Milk Powder Characterization - Chapter 2: Packaging, Transport, and Storage
Knowing the properties and behavior of powders and granular media is essential for many industrial applications. Powder behavior can change during manufacturing processes or can vary depending on environmental conditions. This application report presents multiple characterization methods such as tapped density, gravimetric water uptake, particle size, cohesion strength and compressibility, in order to define the nature of infant/toddler milk powder with respect to manufacturing, storage, filling, and formulation.
Not only is powdered milk a commonly used basic food item in situations where fresh milk is not available, but powdered infant formula is very important for infants and toddlers, either as supplementation to or as a substitution for breast feeding, especially for those cared for in a nursery. Infant formula needs to meet the nutritional requirements of children’s bodies by resembling the composition of breast milk through its special formulation.
Experiments were carried out using two milk powder samples: an infant formula, suitable for the first six months of life, and a toddler formula, for kids above the age of one.

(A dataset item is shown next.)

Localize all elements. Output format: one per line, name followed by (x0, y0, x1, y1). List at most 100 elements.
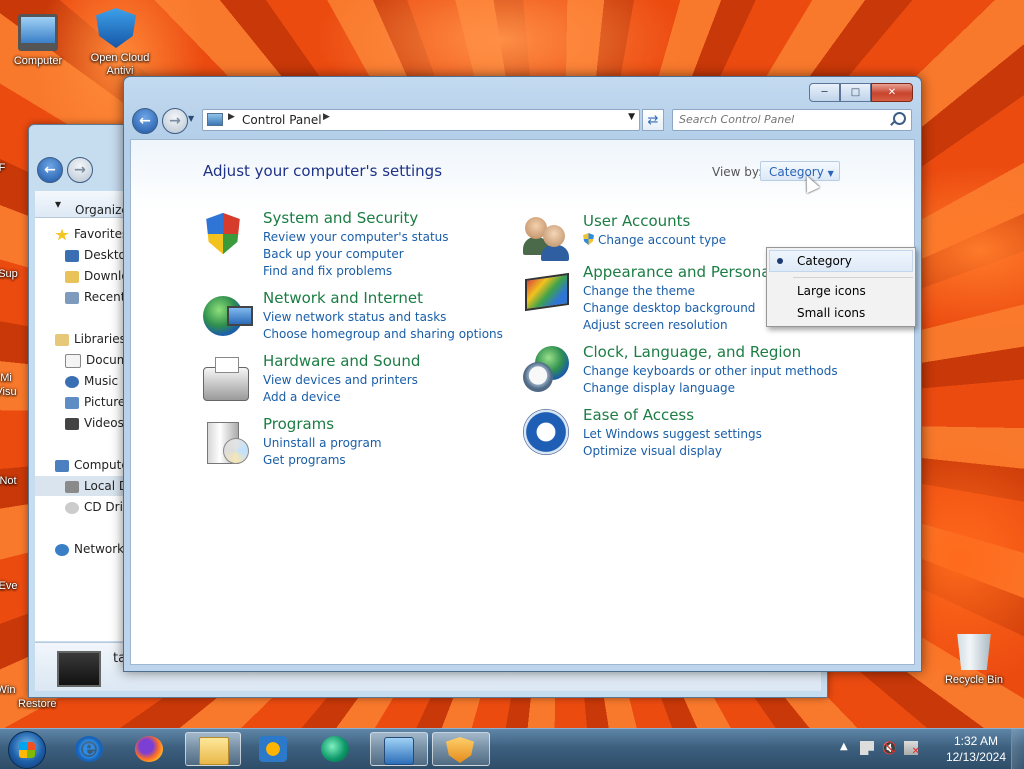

Generally infant formula is mostly pure milk powder, but the nutritional needs of toddlers warrant a higher energy intake. This is addressed by the addition of sugars (most commonly maltodextrine). This in turn changes the structure, texture, and flow behavior of the formula (both in its powdered state and when dissolved).
Milk powder quality plays an important role in manufacturing processes and is dependent on the raw product (fresh milk). The powder behavior also influences the manufacturing process, transportation, and the characteristics of the final liquid milk product.
In this report the aim was to show a complete picture of the powder characteristics which are critical for production, packaging, transport, and storage of the product.